# Benutzt man heutzutage eigentlich noch Frames ?



## TribunM (30. Mai 2004)

Jo ich wollte eine neue HP erstellen und ich frage mich ob überhaupt noch mit Frames oder iframes gearbeitet wird. Wenn ich Siemens.de oder auch andere große Seiten wie Chip oder so nehme,  sieht das für mich aus das die keine Frames nutzen oder irre ich mich da ? Wie macht man das denn heute und welche Möglichkeiten gibts da so ?

Greetz  Tribun


----------



## randomize (30. Mai 2004)

Ich glaube, dass sich Frames inzwischen wohl keiner größerer Beliebtheit mehr erfreuen.
AFAIK arbeiten heutzutage viele mit Tabellen, DIVs, Layern und allem, was dazu gehört.


----------



## TribunM (30. Mai 2004)

jo hatte ich mir gedacht. Also wird die Seite immer komplett neu geladen ?
Also auch die Navi als Beispiel, da die ja meistens immer dle gleiche bleibt ?


----------



## Happy Nihilist (30. Mai 2004)

Schaut man sich die aktuelle XHTML-Version an, so sind Frames eine Technik von gestern.


----------



## danielneunundsiebzig (30. Mai 2004)

Also wenn man mal eben mit wenig Zeitaufwand eine kleinere (z.B. private & rein informative) Seite basteln will finde ich Frames nach wie vor praktisch, weil die wenig Aufwand erforden und übersichtlich sind.
Bzw. gibts denn dazu in reinem HTML überhaupt eine Alternative?


----------



## fluessig (30. Mai 2004)

> Bzw. gibts denn dazu in reinem HTML überhaupt eine Alternative?

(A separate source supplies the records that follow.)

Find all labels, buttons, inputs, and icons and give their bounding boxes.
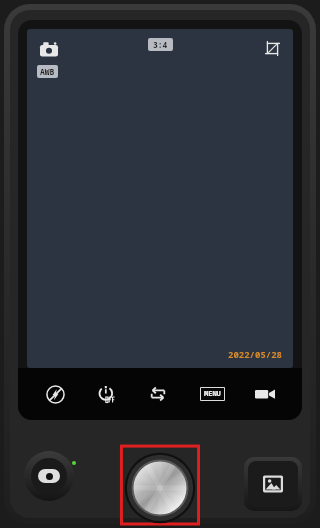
- staticText: 2022/05/28: [228, 348, 283, 360]
- button[interactable]: Shutter: [119, 442, 201, 524]
- button[interactable]: Self timer off: [92, 379, 122, 409]
- button[interactable]: 3:4: [148, 38, 173, 51]
- staticText: MENU: [204, 389, 221, 399]
- button[interactable]: Gallery: [244, 457, 302, 511]
- staticText: 3:4: [153, 39, 168, 50]
- button[interactable]: Flash off: [40, 379, 70, 409]
- button[interactable]: Shooting mode: [37, 37, 61, 61]
- button[interactable]: AWB: [37, 65, 58, 78]
- button[interactable]: MENU: [195, 381, 229, 407]
- button[interactable]: Switch camera: [143, 379, 173, 409]
- button[interactable]: Power: [24, 451, 74, 501]
- button[interactable]: Video mode: [250, 379, 280, 409]
- button[interactable]: Crop: [261, 37, 283, 59]
- staticText: AWB: [40, 66, 55, 77]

Stimmt, das ist die einzige Frage die wichtig ist. Welche Möglichkeiten hat man. Es gibt immer noch gute Gründe für Frames, insbesondere iframes denke ich sind immer wieder günstig (zB wenn man php und jsp mischen möchte usw).


----------



## fluessig (30. Mai 2004)

Aufgrund eines Verbindungsfehlers entstand hier leider ein Doppelposting.


----------



## tydu (30. Mai 2004)

hi,

denke, dass man sich auf öffentlichen Webseiten langsamn von Frames enfernen sollte.

Anders sehe ich das bei der Verwaltung dieser Seiten.
Bei CMS Systemen können sich Frames und IFrames als praktisch erweisen.

ciao tydu


----------